After news broke Thursday that Tommy “Tiny” Lister had passed away at age 62, the word “Deebo” began trending almost immediately. Of course it did. Lister’s performance as the South Central bully in 1995’s Friday is one of the iconic roles in Black cinema. But while that role may define his legacy, Lister had already established himself as an actor able to elevate the bully archetype far above a stock trope.
’80s babies knew Lister long before Deebo ever stole Red’s chain. He’d given us nightmares as Hulk Hogan’s foil in their 1989 movie No Holds Barred — a performance that crossed over onto actual WWE main events on Saturday nights. Lister’s role as Zeus was as one-dimensional as they come, but his intimidating power was apparent. You can’t overestimate what it took to seem able to take down Hulk Hogan at the height of Hulkamania — without speaking a word. That’s how devastating Lister’s presence was.
A good portrayal of a bully has to evolve into something that we feel like we can overcome — to the point that they’re almost lovable by the time the movie is over.
But it was his first-season appearance on The Fresh Prince of Bel-Air that showed how Lister was born to play the bully. In the episode “72 Hours,” Will bets Carlton that he couldn’t last a weekend in a bad neighborhood. When Carlton shows up at the dilapidated Compton apartment Will has chosen, he meets Lister, muscles bulging out of his tank top. Tiny plays a bully who hems up Carlton for using “school words.” But as Carlton hardens, proving himself as the ultimate code-switcher, Lister warms to him.

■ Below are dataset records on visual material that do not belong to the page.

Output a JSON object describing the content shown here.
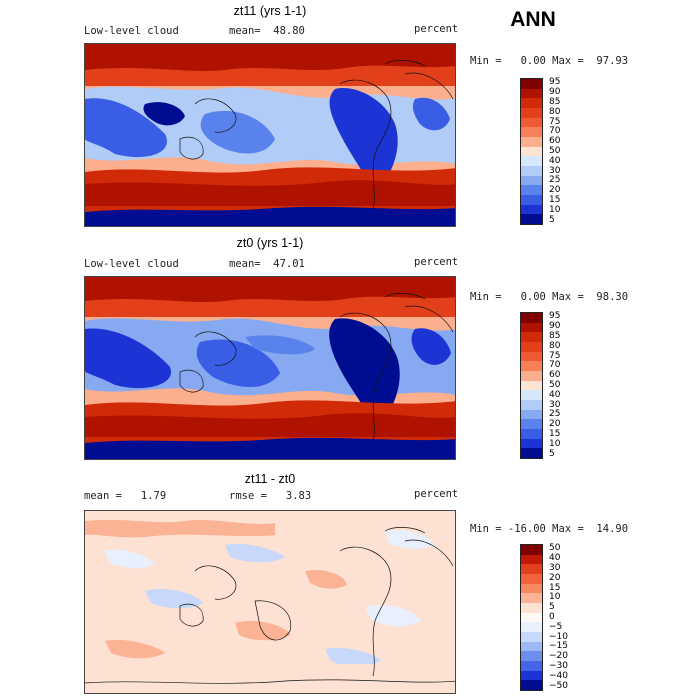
{
  "season": "ANN",
  "panels": [
    {
      "title": "zt11 (yrs 1-1)",
      "left_label": "Low-level cloud",
      "stat_label": "mean=",
      "stat_value": "48.80",
      "units": "percent",
      "range_text": "Min =   0.00 Max =  97.93",
      "levels": [
        "95",
        "90",
        "85",
        "80",
        "75",
        "70",
        "60",
        "50",
        "40",
        "30",
        "25",
        "20",
        "15",
        "10",
        "5"
      ],
      "kind": "cloud"
    },
    {
      "title": "zt0 (yrs 1-1)",
      "left_label": "Low-level cloud",
      "stat_label": "mean=",
      "stat_value": "47.01",
      "units": "percent",
      "range_text": "Min =   0.00 Max =  98.30",
      "levels": [
        "95",
        "90",
        "85",
        "80",
        "75",
        "70",
        "60",
        "50",
        "40",
        "30",
        "25",
        "20",
        "15",
        "10",
        "5"
      ],
      "kind": "cloud"
    },
    {
      "title": "zt11 - zt0",
      "left_label": "mean =   1.79",
      "stat_label": "rmse =",
      "stat_value": "3.83",
      "units": "percent",
      "range_text": "Min = -16.00 Max =  14.90",
      "levels": [
        "50",
        "40",
        "30",
        "20",
        "15",
        "10",
        "5",
        "0",
        "−5",
        "−10",
        "−15",
        "−20",
        "−30",
        "−40",
        "−50"
      ],
      "kind": "diff"
    }
  ],
  "palette": {
    "cloud": [
      "#7e0000",
      "#b01200",
      "#d02a08",
      "#e2401a",
      "#f05a32",
      "#f88058",
      "#fcaf8e",
      "#fde3d2",
      "#d6e6fb",
      "#b0ccf7",
      "#86a9f1",
      "#5a82ec",
      "#3a5de6",
      "#1c34d4",
      "#000d90"
    ],
    "diff": [
      "#7e0000",
      "#c01a06",
      "#e2401a",
      "#f2623c",
      "#f88862",
      "#fcb294",
      "#fde2d4",
      "#fff8f4",
      "#e8f0fe",
      "#c8d8fa",
      "#9eb8f4",
      "#6e8eee",
      "#4466e6",
      "#1c34d4",
      "#000d90"
    ]
  }
}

He’s great throughout, but the biggest laugh of the show comes when Mrs. Banks arrives to pick up Carlton, and Lister stands up to her — physically as well as metaphorically. He towers over her with a menacing “wait a minute”; the moment Mrs. Banks checks him, though, he crumbles. Cowering on the couch, he spends the rest of the scene looking up at Mrs. Banks, the same sad puppy look on his face. And just like that, within about three scenes, Tiny transforms from dominating to defeated.
And that’s why we’ve loved him so much as a bully. Contrary to what we think about bullies in real life, portraying a bully requires vulnerability. We’re fascinated by bully roles because they represent obstacles we’ve all faced and challenges that still sometimes torment our memories. As much as we’ve been unable to get over the bullies from middle school or camps, we’ve also dreamed of the day we can knock them out, tell them off, or make them run home in tears and embarrassment. We want them to feel like they made us feel. A good portrayal of a bully has to bring us back to that frightening place, but also evolve into something that we feel like we can overcome — to the point that they’re almost lovable by the time the movie is over.
Tiny Lister’s gift was exactly that. He could go from the evilest man you’d ever seen to someone whose defeat felt both believable and attainable for the cinematic underdog. His performance as the intimidator is so legendary that the word “Deebo” has gone beyond a character’s name — it’s got verb status now. “He got Deebo’d” is part of the Black vernacular for someone who got punked and robbed of something that belonged to him. And it’s all because Lister played the role of the immovable object so realistically.
The real story of Friday is Craig (played by Ice Cube) becoming a man. Sure, he was grown, but he hadn’t quite ascertained what it meant to have responsibilities and drive. That story doesn’t get told without Lister’s Deebo, the hulking barricade to that self-actualization. Lister had to at once be someone who could intimidate Craig and Smokey, snatching jewelry and punching mailmen — and be vulnerable enough that you’d believe he could lose a fight to a guy six inches shorter.
That’s the line Tiny Lister walked through his career. He let us believe we could take on the insurmountable challenges in our lives. He allowed us to believe in ourselves and imagine that we could conquer our obstacles. Lister could have continued his career as he did in No Holds Barred and the WWE and had a fine career. But his vulnerability and nuance turned him from a serviceable actor to a legend.